Le voyageur immobile
portant une femme
pour traverser la rivière
la lune voilée
Masaoka Shiki (1867-1902)
… belle image, proposée en ce mois de juillet, propice aux jeux d’été.
De quel processus relève l’association du mot « femme » avec celui de « lune » pour créer une atmosphère romantique ? Mystère … On en viendrait presque à évoquer le Songe d’une nuit d’été de William Shakespeare (1564-1616) si ce n’est que ce tercet de Shiki relève du réel et non pas du rêve.

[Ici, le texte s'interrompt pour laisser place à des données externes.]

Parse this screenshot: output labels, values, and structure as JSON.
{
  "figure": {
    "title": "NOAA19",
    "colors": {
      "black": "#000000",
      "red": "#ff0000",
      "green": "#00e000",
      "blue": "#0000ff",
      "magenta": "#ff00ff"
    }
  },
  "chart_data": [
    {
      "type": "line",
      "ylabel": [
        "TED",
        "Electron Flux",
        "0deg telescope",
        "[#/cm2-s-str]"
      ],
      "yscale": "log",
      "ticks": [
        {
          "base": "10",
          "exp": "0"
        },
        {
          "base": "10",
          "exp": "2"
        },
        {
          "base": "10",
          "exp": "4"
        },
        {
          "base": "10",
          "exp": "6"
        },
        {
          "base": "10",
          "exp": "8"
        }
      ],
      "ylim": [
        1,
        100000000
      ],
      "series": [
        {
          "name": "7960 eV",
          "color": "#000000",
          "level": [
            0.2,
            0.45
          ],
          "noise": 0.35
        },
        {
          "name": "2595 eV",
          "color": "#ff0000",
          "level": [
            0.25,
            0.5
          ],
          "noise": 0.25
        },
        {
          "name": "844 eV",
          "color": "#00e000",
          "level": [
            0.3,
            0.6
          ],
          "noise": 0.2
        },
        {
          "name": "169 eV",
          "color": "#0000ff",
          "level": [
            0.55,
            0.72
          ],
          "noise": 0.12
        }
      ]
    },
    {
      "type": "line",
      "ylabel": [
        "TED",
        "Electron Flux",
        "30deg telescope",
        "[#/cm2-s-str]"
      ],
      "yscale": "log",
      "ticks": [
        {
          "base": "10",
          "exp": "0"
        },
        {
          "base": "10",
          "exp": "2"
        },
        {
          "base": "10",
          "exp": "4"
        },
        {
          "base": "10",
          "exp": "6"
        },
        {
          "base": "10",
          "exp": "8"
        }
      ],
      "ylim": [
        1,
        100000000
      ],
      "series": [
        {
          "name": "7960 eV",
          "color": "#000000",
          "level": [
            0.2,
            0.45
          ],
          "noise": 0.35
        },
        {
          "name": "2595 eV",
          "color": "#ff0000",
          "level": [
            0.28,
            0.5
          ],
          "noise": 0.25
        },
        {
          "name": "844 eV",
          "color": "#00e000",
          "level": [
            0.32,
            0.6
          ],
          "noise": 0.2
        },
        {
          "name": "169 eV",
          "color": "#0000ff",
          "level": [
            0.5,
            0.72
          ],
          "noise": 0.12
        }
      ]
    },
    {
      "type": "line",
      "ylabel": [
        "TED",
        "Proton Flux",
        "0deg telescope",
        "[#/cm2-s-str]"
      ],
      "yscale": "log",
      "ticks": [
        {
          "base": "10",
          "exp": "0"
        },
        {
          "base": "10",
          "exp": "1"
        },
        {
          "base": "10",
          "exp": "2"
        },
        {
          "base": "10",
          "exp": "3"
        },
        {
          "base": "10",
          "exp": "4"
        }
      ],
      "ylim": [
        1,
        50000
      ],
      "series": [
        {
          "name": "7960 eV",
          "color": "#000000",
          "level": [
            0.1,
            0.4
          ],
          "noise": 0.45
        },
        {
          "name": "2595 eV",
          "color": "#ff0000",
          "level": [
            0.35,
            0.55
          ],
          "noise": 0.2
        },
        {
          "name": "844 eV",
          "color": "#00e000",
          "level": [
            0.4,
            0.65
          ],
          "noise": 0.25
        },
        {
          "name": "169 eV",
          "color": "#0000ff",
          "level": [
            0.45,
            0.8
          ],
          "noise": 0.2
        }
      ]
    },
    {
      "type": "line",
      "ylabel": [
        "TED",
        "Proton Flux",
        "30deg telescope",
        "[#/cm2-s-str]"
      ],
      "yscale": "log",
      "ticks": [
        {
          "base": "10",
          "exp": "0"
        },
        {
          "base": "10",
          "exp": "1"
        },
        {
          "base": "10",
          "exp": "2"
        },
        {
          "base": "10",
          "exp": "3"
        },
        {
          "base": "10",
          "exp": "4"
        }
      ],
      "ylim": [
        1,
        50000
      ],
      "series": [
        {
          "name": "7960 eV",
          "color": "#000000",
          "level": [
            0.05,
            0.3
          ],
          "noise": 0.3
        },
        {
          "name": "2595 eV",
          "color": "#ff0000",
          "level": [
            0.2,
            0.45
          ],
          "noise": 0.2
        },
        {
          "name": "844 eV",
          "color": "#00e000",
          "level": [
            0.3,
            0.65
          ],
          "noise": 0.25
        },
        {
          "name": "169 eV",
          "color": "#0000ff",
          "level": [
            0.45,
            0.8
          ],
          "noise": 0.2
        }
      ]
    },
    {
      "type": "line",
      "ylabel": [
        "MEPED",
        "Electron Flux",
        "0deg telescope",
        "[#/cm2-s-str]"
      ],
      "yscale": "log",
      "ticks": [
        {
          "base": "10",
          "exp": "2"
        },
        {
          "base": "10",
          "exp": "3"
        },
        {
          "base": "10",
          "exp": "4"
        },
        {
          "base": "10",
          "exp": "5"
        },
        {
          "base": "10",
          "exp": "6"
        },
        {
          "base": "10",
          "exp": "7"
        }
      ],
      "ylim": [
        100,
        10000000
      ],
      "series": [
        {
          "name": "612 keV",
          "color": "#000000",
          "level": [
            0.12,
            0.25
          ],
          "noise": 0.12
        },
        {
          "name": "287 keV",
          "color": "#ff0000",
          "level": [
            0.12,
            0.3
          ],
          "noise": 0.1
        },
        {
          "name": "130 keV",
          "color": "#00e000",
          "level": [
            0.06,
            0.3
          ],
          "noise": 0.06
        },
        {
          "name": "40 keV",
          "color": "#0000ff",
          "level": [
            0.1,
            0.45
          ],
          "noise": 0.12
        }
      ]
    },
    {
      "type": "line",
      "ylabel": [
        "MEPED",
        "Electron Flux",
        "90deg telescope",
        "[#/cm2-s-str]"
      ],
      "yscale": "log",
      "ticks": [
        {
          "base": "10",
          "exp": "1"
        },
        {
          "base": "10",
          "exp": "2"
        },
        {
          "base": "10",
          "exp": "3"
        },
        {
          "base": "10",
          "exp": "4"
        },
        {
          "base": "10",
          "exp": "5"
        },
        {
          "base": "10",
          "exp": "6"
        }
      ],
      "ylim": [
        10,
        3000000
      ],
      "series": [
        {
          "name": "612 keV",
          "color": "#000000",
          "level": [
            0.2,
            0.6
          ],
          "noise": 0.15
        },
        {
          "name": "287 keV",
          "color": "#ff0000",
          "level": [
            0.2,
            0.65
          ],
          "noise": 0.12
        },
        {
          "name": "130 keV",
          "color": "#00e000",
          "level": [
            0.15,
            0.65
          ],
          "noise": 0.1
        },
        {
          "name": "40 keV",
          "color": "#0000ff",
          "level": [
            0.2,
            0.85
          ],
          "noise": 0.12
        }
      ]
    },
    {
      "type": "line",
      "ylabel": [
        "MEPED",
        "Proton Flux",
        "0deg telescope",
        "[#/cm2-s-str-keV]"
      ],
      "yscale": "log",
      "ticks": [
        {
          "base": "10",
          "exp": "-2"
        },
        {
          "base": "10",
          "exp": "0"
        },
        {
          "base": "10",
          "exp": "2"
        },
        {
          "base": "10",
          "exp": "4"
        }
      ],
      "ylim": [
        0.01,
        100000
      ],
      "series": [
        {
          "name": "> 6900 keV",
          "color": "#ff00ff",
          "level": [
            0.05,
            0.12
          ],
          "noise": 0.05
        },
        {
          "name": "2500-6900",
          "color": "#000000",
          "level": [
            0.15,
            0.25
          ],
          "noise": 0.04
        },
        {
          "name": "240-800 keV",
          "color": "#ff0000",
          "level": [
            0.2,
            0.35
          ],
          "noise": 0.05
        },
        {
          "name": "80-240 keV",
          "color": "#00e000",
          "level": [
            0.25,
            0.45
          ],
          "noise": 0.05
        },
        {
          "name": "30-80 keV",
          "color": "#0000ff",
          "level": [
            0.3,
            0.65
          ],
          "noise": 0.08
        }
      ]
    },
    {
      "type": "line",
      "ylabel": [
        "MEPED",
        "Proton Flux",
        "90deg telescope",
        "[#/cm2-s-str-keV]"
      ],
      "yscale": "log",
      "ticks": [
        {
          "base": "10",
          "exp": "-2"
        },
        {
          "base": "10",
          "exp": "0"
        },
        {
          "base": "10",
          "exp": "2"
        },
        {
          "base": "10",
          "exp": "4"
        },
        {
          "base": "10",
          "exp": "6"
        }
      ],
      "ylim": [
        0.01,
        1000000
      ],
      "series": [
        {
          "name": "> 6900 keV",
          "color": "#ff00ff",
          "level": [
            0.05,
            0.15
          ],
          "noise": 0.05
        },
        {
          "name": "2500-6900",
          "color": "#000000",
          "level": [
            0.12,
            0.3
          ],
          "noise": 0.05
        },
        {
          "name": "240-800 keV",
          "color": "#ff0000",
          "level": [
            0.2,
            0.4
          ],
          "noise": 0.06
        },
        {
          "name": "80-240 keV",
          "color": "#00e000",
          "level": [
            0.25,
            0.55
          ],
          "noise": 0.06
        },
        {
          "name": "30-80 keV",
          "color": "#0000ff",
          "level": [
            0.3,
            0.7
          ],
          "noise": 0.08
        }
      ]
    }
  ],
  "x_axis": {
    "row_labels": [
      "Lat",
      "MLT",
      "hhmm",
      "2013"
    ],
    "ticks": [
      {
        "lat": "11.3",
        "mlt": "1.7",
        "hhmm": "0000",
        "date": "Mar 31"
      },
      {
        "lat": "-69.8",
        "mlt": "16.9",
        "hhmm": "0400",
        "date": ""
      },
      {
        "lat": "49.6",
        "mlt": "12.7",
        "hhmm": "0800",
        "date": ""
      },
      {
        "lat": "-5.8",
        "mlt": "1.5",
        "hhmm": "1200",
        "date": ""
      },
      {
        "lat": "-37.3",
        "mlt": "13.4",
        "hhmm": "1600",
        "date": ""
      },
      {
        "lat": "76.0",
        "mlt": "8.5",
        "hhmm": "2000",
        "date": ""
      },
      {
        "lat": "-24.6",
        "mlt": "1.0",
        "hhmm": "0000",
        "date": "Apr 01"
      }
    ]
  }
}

Ce tercet donnerait à penser que l’oeil du Maître n’a pas la même texture que celui de ses contemporains. Il ne serait pas sensible aux mêmes images, il voit, certes, mais c’est tout autre chose. L’image renvoyée par l’eau de la rivière n’est guère accessible à celui dont la réceptivité est amoindrie. « Portant une femme… la lune », il fallait la voir dans le courant de l’onde pure, y penser, puis s’employer à retranscrire l’observation dans la forme d’expression minimaliste qui caractérise le haïku.
Pour parenthèse, cette oeuvre est également indémodable. L’art du haïku traverse les époques sans la moindre once de désuétude. Ce tercet constitue un exemple d’une forme d’expression qui perdure au-delà des modes.
Ce haïku, s’il une prise directe avec le réel, n’en a pas moins pour qualité de transporter son lecteur vers un monde clair-obscur et où tous les sentiments peuvent émerger. Le haïjin est un voyageur immobile, de l’instant présent il fait son miel, grâce à cela, l’évasion est à portée de main.
Jean Le Goff
24 août 2013
Bibliographie :
Shiki, le mangeur de kakis qui aime les haïkus. Poèmes choisis et traduits par Cheng Wing fun et Hervé Collet. Edition augmentée Moundarren, chemin des bois, Millemont. 2007. 120 pages.